America’s subpar performance has not stopped others from emulating its policies. On the contrary, Europe has now rushed to initiate QE. Even Japan, the genesis of this tale, has embraced a new and intensive form of QE, reflecting its apparent desire to learn the “lessons” of its own mistakes, as interpreted by the US.
But, beyond the impact that this approach is having on individual economies are broader systemic risks that arise from surging equities and weaker currencies. As the baton of excessive liquidity injections is passed from one central bank to another, the dangers of global asset bubbles and competitive currency devaluations intensify. In the meantime, politicians are lulled into a false sense of complacency that undermines their incentive to confront the structural challenges they face.

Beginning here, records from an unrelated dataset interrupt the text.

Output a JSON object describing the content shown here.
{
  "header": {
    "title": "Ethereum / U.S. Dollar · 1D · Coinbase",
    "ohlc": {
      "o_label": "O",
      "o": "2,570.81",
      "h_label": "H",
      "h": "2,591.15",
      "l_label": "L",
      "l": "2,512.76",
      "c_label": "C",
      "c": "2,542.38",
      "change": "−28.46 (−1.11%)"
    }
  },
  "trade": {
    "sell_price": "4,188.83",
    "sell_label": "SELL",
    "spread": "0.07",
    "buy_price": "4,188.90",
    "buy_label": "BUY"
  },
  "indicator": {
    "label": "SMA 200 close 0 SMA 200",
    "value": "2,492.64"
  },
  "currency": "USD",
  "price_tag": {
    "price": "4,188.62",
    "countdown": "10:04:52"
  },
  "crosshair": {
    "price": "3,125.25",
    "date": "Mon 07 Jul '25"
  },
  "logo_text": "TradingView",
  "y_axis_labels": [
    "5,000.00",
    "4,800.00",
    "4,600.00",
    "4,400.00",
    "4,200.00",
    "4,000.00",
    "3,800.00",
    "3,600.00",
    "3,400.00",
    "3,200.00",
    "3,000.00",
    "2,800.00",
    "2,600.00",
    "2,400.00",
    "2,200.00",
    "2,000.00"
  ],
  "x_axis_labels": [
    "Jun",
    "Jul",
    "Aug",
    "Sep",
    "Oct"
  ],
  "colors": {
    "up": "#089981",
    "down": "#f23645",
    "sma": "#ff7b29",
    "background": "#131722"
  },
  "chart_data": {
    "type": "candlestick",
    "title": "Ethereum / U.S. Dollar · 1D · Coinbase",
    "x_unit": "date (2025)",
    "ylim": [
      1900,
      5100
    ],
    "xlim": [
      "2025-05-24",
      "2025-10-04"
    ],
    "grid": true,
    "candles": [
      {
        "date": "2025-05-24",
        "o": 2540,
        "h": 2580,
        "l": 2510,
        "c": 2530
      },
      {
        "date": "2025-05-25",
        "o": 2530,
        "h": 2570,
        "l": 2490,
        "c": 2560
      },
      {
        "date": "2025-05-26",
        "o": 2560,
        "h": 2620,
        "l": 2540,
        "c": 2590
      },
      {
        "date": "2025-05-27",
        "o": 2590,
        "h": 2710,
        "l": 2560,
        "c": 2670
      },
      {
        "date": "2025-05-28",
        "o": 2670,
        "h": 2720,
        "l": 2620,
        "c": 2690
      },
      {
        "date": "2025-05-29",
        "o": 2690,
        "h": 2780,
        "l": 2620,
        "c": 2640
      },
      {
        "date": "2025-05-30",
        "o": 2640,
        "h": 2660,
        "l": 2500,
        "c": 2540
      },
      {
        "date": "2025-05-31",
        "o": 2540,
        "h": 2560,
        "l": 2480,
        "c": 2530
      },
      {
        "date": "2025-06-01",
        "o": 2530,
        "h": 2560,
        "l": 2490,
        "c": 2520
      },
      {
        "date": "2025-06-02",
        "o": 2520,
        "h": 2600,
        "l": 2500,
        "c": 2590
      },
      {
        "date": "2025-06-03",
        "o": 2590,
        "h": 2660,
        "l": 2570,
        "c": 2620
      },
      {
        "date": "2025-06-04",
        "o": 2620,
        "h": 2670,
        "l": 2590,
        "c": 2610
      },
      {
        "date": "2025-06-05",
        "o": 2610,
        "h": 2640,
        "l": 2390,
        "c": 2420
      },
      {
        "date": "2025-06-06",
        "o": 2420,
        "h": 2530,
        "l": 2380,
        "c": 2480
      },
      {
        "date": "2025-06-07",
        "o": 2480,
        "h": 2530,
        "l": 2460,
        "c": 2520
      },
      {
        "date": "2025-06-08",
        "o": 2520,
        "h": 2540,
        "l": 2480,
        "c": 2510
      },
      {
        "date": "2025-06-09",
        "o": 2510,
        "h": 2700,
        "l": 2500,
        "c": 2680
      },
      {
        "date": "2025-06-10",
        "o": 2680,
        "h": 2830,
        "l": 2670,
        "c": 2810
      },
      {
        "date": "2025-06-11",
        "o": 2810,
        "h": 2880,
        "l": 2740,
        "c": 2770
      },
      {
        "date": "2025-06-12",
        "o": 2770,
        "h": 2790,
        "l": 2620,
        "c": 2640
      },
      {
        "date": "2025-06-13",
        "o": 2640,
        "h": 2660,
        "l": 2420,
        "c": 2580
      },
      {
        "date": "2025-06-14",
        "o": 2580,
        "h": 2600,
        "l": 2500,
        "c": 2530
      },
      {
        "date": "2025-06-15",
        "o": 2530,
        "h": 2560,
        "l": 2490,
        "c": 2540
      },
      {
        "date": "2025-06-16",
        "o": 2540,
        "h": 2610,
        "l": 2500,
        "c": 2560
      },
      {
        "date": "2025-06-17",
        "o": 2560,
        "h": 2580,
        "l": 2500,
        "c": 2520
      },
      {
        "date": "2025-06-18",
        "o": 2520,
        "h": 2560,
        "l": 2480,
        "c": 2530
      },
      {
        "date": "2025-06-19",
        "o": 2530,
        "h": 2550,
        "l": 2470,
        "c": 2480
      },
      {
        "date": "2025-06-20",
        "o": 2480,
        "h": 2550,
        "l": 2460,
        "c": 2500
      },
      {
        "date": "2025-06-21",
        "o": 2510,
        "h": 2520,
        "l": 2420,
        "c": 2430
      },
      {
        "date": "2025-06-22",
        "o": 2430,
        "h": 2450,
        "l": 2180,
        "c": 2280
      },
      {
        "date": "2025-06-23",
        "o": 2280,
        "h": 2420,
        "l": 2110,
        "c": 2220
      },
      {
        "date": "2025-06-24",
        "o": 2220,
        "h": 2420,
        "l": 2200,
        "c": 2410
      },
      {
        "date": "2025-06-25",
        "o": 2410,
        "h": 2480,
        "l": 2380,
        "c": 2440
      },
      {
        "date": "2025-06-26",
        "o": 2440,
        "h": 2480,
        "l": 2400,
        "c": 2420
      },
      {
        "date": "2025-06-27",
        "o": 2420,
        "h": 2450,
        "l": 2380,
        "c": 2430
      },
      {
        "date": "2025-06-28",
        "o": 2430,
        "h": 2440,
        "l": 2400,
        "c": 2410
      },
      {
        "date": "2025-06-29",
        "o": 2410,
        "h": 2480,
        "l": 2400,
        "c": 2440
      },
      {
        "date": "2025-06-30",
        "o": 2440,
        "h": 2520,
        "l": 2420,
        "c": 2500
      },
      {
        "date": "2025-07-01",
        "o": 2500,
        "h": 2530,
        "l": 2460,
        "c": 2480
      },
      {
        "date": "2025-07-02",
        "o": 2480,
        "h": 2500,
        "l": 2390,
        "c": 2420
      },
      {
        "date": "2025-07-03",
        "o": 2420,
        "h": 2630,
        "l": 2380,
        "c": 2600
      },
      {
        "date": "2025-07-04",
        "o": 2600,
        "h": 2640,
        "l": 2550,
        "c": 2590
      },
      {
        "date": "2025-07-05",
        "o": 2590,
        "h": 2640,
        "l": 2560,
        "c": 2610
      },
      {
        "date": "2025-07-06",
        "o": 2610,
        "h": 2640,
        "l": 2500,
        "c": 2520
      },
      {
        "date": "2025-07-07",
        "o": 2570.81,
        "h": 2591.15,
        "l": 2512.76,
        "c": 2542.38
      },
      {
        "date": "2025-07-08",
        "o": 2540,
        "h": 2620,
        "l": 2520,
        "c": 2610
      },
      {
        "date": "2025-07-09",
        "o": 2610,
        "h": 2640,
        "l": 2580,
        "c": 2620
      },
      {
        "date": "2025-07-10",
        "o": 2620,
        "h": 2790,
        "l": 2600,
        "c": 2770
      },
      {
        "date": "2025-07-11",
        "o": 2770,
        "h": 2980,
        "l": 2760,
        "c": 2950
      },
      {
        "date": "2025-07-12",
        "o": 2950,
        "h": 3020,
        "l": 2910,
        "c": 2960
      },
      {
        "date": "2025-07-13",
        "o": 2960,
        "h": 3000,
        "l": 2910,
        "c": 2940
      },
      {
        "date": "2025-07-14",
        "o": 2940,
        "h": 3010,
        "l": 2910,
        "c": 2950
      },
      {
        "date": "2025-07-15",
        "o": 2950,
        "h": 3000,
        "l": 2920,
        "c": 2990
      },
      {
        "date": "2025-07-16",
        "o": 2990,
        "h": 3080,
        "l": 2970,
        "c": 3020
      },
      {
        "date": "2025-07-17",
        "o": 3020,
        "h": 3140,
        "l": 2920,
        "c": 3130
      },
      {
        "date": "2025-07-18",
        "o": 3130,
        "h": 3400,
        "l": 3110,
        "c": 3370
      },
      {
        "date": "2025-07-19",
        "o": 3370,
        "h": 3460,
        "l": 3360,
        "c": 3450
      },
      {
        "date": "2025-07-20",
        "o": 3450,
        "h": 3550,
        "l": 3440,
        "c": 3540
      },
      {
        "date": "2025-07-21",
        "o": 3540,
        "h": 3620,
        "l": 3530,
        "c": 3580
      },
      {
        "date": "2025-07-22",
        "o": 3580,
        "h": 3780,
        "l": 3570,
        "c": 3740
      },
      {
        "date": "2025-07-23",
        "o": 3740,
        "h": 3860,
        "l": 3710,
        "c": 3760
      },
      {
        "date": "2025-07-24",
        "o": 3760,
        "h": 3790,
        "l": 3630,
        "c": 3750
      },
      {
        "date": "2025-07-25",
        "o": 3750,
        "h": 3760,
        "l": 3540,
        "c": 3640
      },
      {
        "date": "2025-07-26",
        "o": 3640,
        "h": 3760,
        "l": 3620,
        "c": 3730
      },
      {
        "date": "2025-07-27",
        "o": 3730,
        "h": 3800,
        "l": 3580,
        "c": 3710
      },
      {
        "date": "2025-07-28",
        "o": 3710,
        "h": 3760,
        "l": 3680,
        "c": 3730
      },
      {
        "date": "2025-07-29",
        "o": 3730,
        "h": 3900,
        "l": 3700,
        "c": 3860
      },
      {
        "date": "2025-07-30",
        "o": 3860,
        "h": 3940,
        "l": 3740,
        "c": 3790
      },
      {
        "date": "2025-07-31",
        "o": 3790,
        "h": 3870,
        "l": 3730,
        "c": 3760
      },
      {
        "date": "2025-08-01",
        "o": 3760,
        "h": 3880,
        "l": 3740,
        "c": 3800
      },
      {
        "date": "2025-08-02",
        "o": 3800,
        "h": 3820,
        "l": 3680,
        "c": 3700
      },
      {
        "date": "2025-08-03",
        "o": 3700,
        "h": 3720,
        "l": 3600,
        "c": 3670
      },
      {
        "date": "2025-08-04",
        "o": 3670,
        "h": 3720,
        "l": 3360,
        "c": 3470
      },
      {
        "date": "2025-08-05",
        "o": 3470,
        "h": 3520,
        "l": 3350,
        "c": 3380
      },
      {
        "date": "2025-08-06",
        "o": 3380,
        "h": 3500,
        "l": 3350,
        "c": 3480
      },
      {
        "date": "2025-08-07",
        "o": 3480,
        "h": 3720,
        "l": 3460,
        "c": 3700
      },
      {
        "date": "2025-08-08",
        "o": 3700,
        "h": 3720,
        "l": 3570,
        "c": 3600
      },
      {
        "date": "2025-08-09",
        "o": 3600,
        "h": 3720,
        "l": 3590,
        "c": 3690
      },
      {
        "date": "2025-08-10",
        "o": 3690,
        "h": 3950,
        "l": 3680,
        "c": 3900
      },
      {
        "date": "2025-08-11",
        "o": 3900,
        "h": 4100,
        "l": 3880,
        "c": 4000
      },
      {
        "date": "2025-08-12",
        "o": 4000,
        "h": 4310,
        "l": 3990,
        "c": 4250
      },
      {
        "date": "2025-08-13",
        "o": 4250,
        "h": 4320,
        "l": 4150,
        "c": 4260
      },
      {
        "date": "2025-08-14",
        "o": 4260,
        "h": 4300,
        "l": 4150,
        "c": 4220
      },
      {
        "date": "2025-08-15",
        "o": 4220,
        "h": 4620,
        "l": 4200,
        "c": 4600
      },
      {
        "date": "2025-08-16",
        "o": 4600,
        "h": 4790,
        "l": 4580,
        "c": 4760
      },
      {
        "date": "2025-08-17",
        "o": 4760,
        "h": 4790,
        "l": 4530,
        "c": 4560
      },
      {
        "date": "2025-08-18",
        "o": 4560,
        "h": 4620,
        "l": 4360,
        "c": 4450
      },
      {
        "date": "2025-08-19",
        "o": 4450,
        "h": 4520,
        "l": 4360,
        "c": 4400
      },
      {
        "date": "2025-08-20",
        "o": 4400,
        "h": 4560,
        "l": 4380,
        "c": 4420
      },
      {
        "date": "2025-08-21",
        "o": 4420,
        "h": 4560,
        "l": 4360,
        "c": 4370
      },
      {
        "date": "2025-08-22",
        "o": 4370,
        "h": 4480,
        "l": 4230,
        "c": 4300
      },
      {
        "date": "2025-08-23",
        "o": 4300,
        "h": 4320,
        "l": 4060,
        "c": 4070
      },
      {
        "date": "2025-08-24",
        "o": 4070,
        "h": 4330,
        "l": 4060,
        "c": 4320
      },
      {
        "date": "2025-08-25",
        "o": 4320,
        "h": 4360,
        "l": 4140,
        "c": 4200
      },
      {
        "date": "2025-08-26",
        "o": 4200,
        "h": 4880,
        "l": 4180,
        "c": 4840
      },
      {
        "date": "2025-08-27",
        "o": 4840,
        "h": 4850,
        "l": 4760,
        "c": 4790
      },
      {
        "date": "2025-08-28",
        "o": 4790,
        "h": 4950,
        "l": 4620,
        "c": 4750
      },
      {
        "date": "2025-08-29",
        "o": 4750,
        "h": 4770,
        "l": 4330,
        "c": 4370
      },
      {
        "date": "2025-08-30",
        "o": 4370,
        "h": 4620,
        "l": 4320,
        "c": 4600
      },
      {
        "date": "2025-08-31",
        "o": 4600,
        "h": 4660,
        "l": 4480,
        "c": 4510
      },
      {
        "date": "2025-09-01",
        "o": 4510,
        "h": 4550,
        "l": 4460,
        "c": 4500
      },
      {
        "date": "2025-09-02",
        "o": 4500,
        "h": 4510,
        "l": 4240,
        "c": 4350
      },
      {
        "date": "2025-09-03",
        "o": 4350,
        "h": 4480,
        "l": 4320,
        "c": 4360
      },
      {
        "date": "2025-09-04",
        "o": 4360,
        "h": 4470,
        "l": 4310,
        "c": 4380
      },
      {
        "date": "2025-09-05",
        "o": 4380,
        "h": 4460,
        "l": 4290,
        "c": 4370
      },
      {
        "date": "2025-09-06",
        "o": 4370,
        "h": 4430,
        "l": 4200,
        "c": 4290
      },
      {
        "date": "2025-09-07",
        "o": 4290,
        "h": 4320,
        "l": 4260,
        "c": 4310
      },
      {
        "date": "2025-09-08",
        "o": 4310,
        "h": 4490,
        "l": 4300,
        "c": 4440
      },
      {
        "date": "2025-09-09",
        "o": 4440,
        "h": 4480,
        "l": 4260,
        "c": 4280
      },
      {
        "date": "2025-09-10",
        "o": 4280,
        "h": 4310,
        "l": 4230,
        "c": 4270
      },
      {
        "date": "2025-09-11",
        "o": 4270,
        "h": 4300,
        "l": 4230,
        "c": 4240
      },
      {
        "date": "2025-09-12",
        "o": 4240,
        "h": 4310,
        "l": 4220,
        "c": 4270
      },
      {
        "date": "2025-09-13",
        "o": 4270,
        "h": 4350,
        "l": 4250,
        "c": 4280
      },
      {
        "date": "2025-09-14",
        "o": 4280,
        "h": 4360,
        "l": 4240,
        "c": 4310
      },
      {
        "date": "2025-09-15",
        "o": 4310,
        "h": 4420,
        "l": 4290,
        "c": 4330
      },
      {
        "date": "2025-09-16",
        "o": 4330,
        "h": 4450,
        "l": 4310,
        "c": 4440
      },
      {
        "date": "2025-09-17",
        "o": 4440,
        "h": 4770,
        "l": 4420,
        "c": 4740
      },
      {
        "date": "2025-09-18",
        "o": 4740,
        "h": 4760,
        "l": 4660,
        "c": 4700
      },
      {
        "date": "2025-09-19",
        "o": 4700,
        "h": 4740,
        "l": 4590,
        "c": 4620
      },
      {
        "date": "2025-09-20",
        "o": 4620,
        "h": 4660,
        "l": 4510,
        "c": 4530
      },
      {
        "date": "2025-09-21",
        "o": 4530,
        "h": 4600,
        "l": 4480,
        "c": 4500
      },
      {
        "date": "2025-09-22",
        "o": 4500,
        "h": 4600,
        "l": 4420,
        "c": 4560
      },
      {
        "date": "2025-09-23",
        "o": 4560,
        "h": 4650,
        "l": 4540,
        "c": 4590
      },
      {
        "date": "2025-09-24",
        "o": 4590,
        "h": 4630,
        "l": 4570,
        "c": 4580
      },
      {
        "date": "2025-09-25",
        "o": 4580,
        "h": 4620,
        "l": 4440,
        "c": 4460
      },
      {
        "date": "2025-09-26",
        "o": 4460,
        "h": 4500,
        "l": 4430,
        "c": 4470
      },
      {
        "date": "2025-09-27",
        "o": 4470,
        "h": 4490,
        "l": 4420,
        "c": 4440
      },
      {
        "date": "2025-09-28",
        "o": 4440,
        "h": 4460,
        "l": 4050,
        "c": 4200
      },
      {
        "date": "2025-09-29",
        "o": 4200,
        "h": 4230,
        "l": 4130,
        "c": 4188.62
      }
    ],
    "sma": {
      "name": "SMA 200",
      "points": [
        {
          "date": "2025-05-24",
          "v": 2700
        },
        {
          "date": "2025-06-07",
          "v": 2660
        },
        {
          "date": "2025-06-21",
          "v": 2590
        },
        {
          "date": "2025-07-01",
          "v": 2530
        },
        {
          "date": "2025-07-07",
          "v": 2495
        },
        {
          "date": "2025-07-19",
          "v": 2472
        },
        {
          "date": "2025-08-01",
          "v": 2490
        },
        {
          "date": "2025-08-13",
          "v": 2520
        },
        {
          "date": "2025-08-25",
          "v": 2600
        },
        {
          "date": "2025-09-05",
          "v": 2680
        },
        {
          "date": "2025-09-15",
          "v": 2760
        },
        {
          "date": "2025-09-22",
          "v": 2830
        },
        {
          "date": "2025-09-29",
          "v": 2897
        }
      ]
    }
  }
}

What will it take to break this daisy chain? As Chinese Premier Li Keqiang stressed in a recent interview, the answer is a commitment to structural reform – a strategic focus of China’s that, he noted, is not shared by others. For all the handwringing over China’s so-called slowdown, it seems as if its leaders may have a more realistic and constructive assessment of the macroeconomic policy challenge than their counterparts in the more advanced economies.
Policy debates in the US and elsewhere have been turned inside out since the crisis – with potentially devastating consequences. Relying on financial engineering, while avoiding the heavy lifting of structural change, is not a recipe for healthy recovery. On the contrary, it promises more asset bubbles, financial crises, and Japanese-style secular stagnation.